In its response to public input, the Forest Service added: “Several commenters were concerned that there is too much commercial recreation use (i.e. shuttle companies and outfitter/guides) and that the designation of new down-hill oriented trails would lead to increased commercial use. Others commented that the Forest Service should be looking at increasing commercial use to support the local economy and to spread out use from other heavily used areas.”
Representatives from Coyote and Porcupine shuttle services could not be reached for comment.
The proposed action would keep 60 miles of existing trail while removing a 3.5-mile portion of Deep Creek Trail. A total of 12.8 miles of trail would become open only to foot and horse travel, and about two miles of new trail would be added for hikers and equestrians only.
Murdock said it is possible the Forest Service will include parts of all three alternatives in its final decision.
“We are analyzing the full range,” he said.
Sandy Freethey, chairwoman of the Trail Mix Committee, said whatever decision is made will be in effect for 15 or 20 years.
“This is a major non-motorized plan,” she said.
Freethey said it appears mountain bikers will lose access to many trails in the process. While not taking a stance for or against any user group, she said, “Separation is good because of conflicts.”
Freethey said she understands the Forest Service must protect resources on a relatively small mountain area, adding, “They are looking for a compromise.”
Comments received by the Forest Service indicate that mountain bikers feel they will lose access.

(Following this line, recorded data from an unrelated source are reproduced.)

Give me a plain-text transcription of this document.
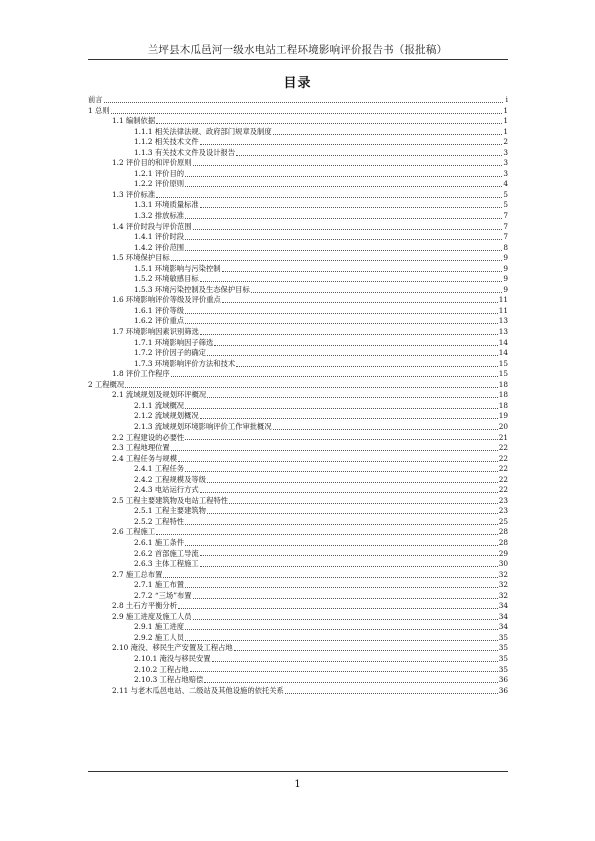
兰坪县木瓜邑河一级水电站工程环境影响评价报告书（报批稿）
目录
前言	i
1 总则	1
1.1 编制依据	1
1.1.1 相关法律法规、政府部门规章及制度	1
1.1.2 相关技术文件	2
1.1.3 有关技术文件及设计报告	3
1.2 评价目的和评价原则	3
1.2.1 评价目的	3
1.2.2 评价原则	4
1.3 评价标准	5
1.3.1 环境质量标准	5
1.3.2 排放标准	7
1.4 评价时段与评价范围	7
1.4.1 评价时段	7
1.4.2 评价范围	8
1.5 环境保护目标	9
1.5.1 环境影响与污染控制	9
1.5.2 环境敏感目标	9
1.5.3 环境污染控制及生态保护目标	9
1.6 环境影响评价等级及评价重点	11
1.6.1 评价等级	11
1.6.2 评价重点	13
1.7 环境影响因素识别筛选	13
1.7.1 环境影响因子筛选	14
1.7.2 评价因子的确定	14
1.7.3 环境影响评价方法和技术	15
1.8 评价工作程序	15
2 工程概况	18
2.1 流域规划及规划环评概况	18
2.1.1 流域概况	18
2.1.2 流域规划概况	19
2.1.3 流域规划环境影响评价工作审批概况	20
2.2 工程建设的必要性	21
2.3 工程地理位置	22
2.4 工程任务与规模	22
2.4.1 工程任务	22
2.4.2 工程规模及等级	22
2.4.3 电站运行方式	22
2.5 工程主要建筑物及电站工程特性	23
2.5.1 工程主要建筑物	23
2.5.2 工程特性	25
2.6 工程施工	28
2.6.1 施工条件	28
2.6.2 首部施工导流	29
2.6.3 主体工程施工	30
2.7 施工总布置	32
2.7.1 施工布置	32
2.7.2 “三场”布置	32
2.8 土石方平衡分析	34
2.9 施工进度及施工人员	34
2.9.1 施工进度	34
2.9.2 施工人员	35
2.10 淹没、移民生产安置及工程占地	35
2.10.1 淹没与移民安置	35
2.10.2 工程占地	35
2.10.3 工程占地赔偿	36
2.11 与老木瓜邑电站、二级站及其他设施的依托关系	36
1
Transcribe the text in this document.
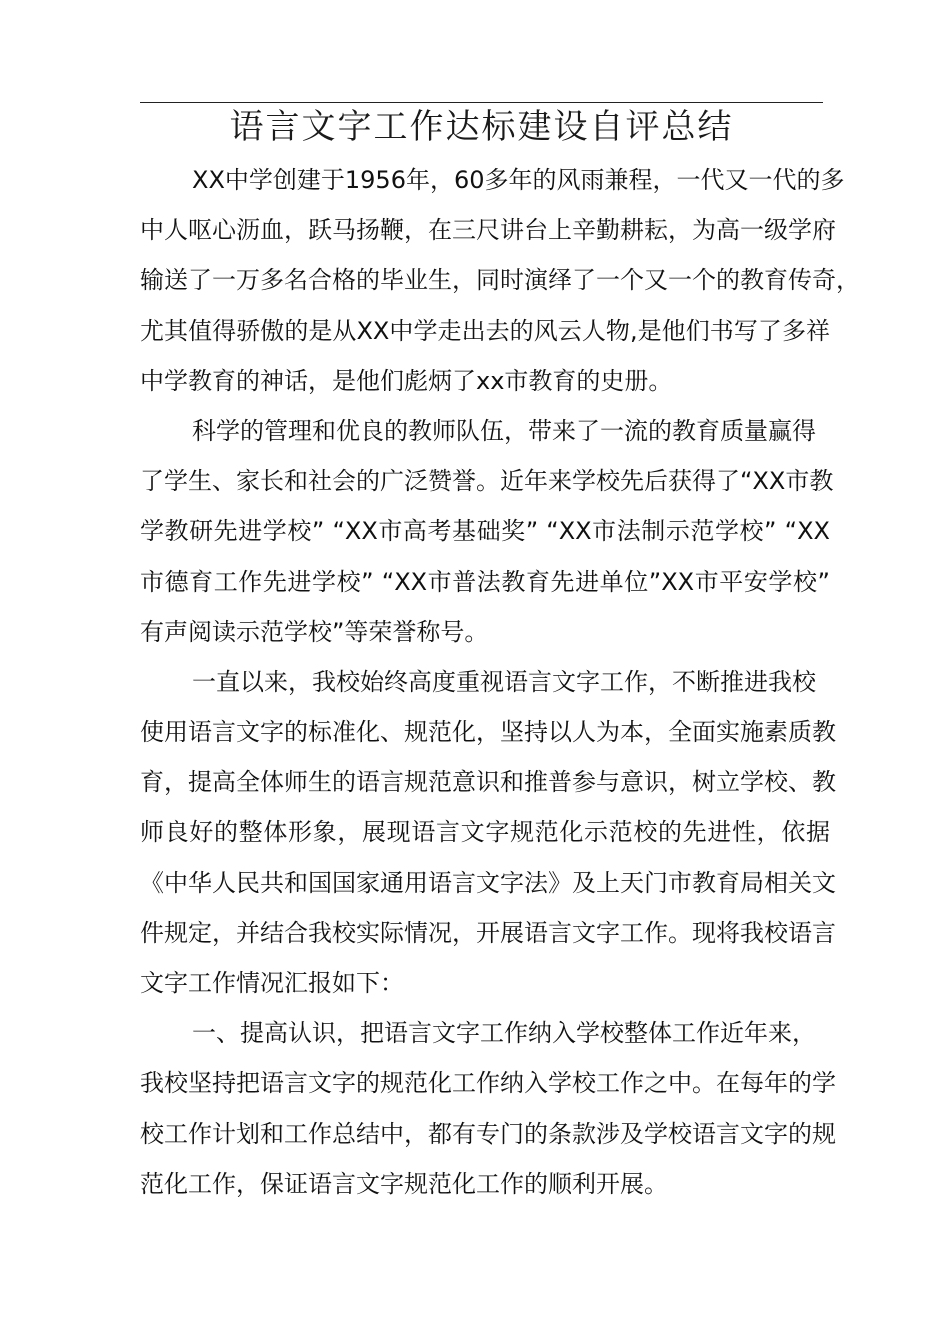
语言文字工作达标建设自评总结
XX中学创建于1956年，60多年的风雨兼程，一代又一代的多
中人呕心沥血，跃马扬鞭，在三尺讲台上辛勤耕耘，为高一级学府
输送了一万多名合格的毕业生，同时演绎了一个又一个的教育传奇，
尤其值得骄傲的是从XX中学走出去的风云人物,是他们书写了多祥
中学教育的神话，是他们彪炳了xx市教育的史册。
科学的管理和优良的教师队伍，带来了一流的教育质量赢得
了学生、家长和社会的广泛赞誉。近年来学校先后获得了“XX市教
学教研先进学校” “XX市高考基础奖” “XX市法制示范学校” “XX
市德育工作先进学校” “XX市普法教育先进单位”XX市平安学校”
有声阅读示范学校”等荣誉称号。
一直以来，我校始终高度重视语言文字工作，不断推进我校
使用语言文字的标准化、规范化，坚持以人为本，全面实施素质教
育，提高全体师生的语言规范意识和推普参与意识，树立学校、教
师良好的整体形象，展现语言文字规范化示范校的先进性，依据
《中华人民共和国国家通用语言文字法》及上天门市教育局相关文
件规定，并结合我校实际情况，开展语言文字工作。现将我校语言
文字工作情况汇报如下：
一、提高认识，把语言文字工作纳入学校整体工作近年来，
我校坚持把语言文字的规范化工作纳入学校工作之中。在每年的学
校工作计划和工作总结中，都有专门的条款涉及学校语言文字的规
范化工作，保证语言文字规范化工作的顺利开展。
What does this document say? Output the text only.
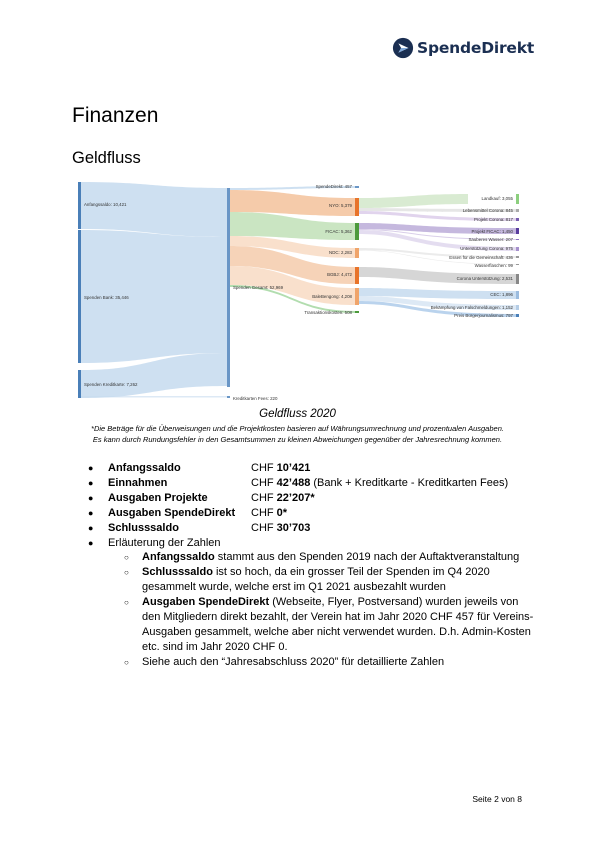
SpendeDirekt
Finanzen
Geldfluss
Anfangssaldo: 10,421
Spenden Bank: 35,446
Spenden Kreditkarte: 7,262
Spenden Gesamt: 52,969
Kreditkarten Fees: 220
SpendeDirekt: 457
NYO: 5,379
FICAC: 5,362
NDC: 2,283
BGBJ: 4,472
BaleBengong: 4,208
Transaktionskosten: 508
Landkauf: 3,055
Lebensmittel Corona: 845
Projekt Corona: 817
Projekt FICAC: 1,450
Sauberes Wasser: 207
Unterstützung Corona: 975
Essen für die Gemeinschaft: 436
Wasserflaschen: 99
Corona Unterstützung: 2,531
CEC: 1,896
Bekämpfung von Falschmeldungen: 1,152
Preis Bürgerjournalismus: 797
Geldfluss 2020
*Die Beträge für die Überweisungen und die Projektkosten basieren auf Währungsumrechnung und prozentualen Ausgaben.
Es kann durch Rundungsfehler in den Gesamtsummen zu kleinen Abweichungen gegenüber der Jahresrechnung kommen.
●	Anfangssaldo	CHF 10’421
●	Einnahmen	CHF 42’488 (Bank + Kreditkarte - Kreditkarten Fees)
●	Ausgaben Projekte	CHF 22’207*
●	Ausgaben SpendeDirekt	CHF 0*
●	Schlusssaldo	CHF 30’703
●	Erläuterung der Zahlen
○	Anfangssaldo stammt aus den Spenden 2019 nach der Auftaktveranstaltung
○	Schlusssaldo ist so hoch, da ein grosser Teil der Spenden im Q4 2020 gesammelt wurde, welche erst im Q1 2021 ausbezahlt wurden
○	Ausgaben SpendeDirekt (Webseite, Flyer, Postversand) wurden jeweils von den Mitgliedern direkt bezahlt, der Verein hat im Jahr 2020 CHF 457 für Vereins-Ausgaben gesammelt, welche aber nicht verwendet wurden. D.h. Admin-Kosten etc. sind im Jahr 2020 CHF 0.
○	Siehe auch den “Jahresabschluss 2020” für detaillierte Zahlen
Seite 2 von 8
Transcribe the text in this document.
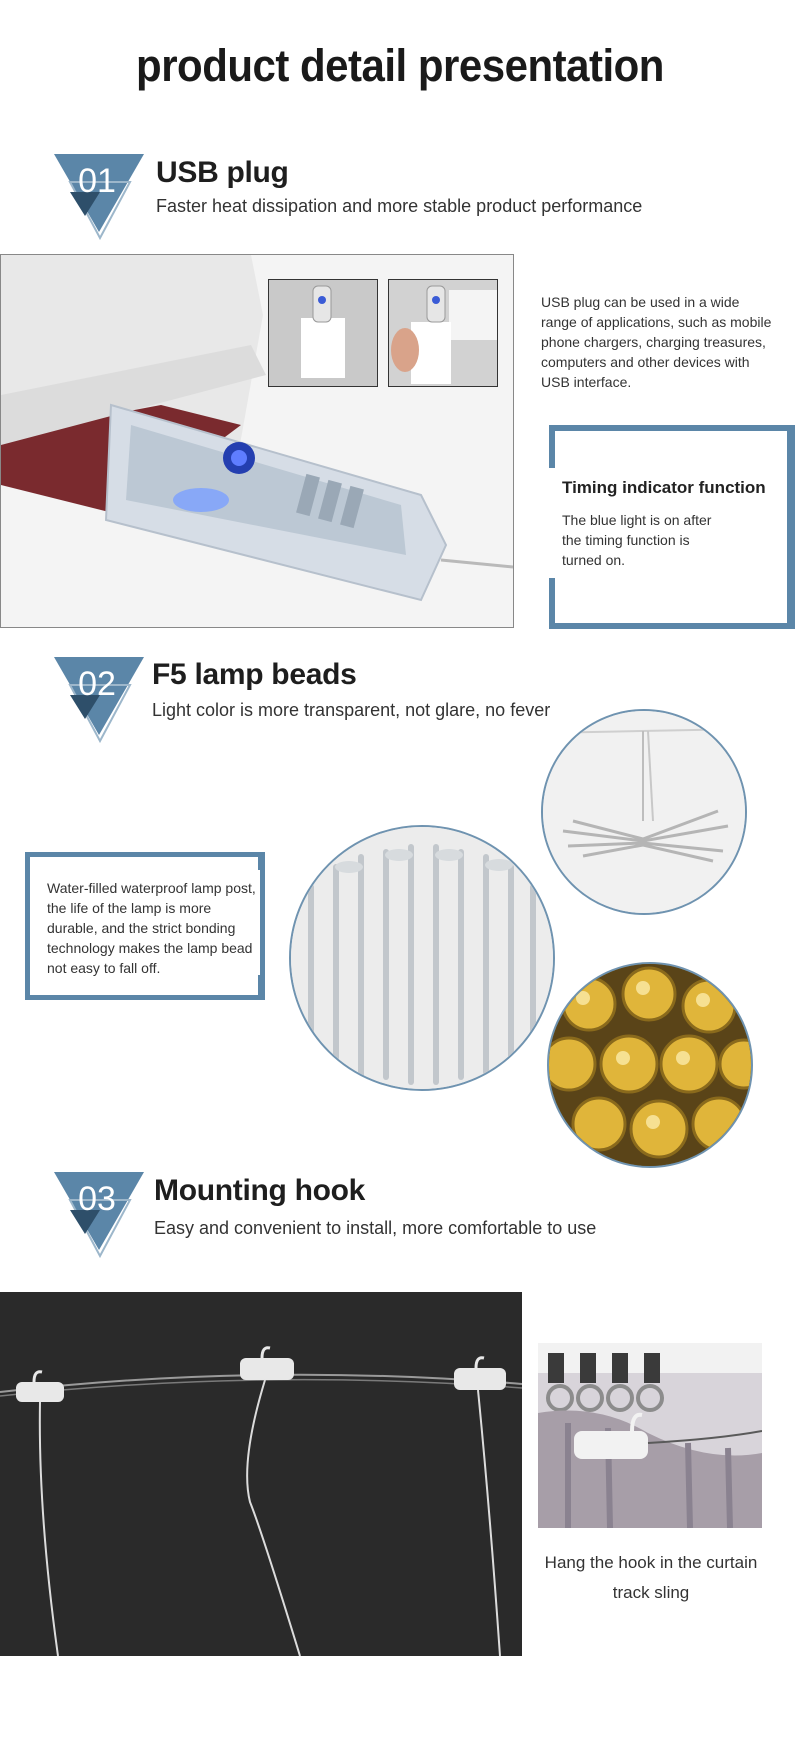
product detail presentation
01 USB plug
Faster heat dissipation and more stable product performance
USB plug can be used in a wide range of applications, such as mobile phone chargers, charging treasures, computers and other devices with USB interface.
Timing indicator function
The blue light is on after the timing function is turned on.
02 F5 lamp beads
Light color is more transparent, not glare, no fever
Water-filled waterproof lamp post, the life of the lamp is more durable, and the strict bonding technology makes the lamp bead not easy to fall off.
03 Mounting hook
Easy and convenient to install, more comfortable to use
Hang the hook in the curtain track sling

“I am disappointed and personally offended by the Proposed Action,” Sylvi White wrote. “Your plan clearly discriminates against mountain bikers. … mountain bikers are now the primary user group, by a huge margin. The Proposed Action represents us as if we barely exist.”
Karen Robinson urged that further signage not be added. She wrote, “Kiosks, additional trail markers, advertising of trails, are not desired by hikers. Trails should not be marketed.”
Darcey Brown expressed different concerns. “Hunting dogs above Brumley very intimidating and lots of campers in trailers stay well beyond their time limit,” she wrote.
Tim Peterson, program director of Grand Canyon Trust; Kevin Muller of Utah Environmental Congress; Liz Thomas, field attorney for Southern Utah Wilderness Alliance; and Veronica Egan, executive director for Great Old Broads for Wilderness, submitted comments together.
“If the Forest Service were to include language in the decision and trail maps suggesting route designations are provisional, and should abuse occur that the Forest [Service] will close routes accordingly, the recreating public would be much more likely to respect route designations,” they wrote.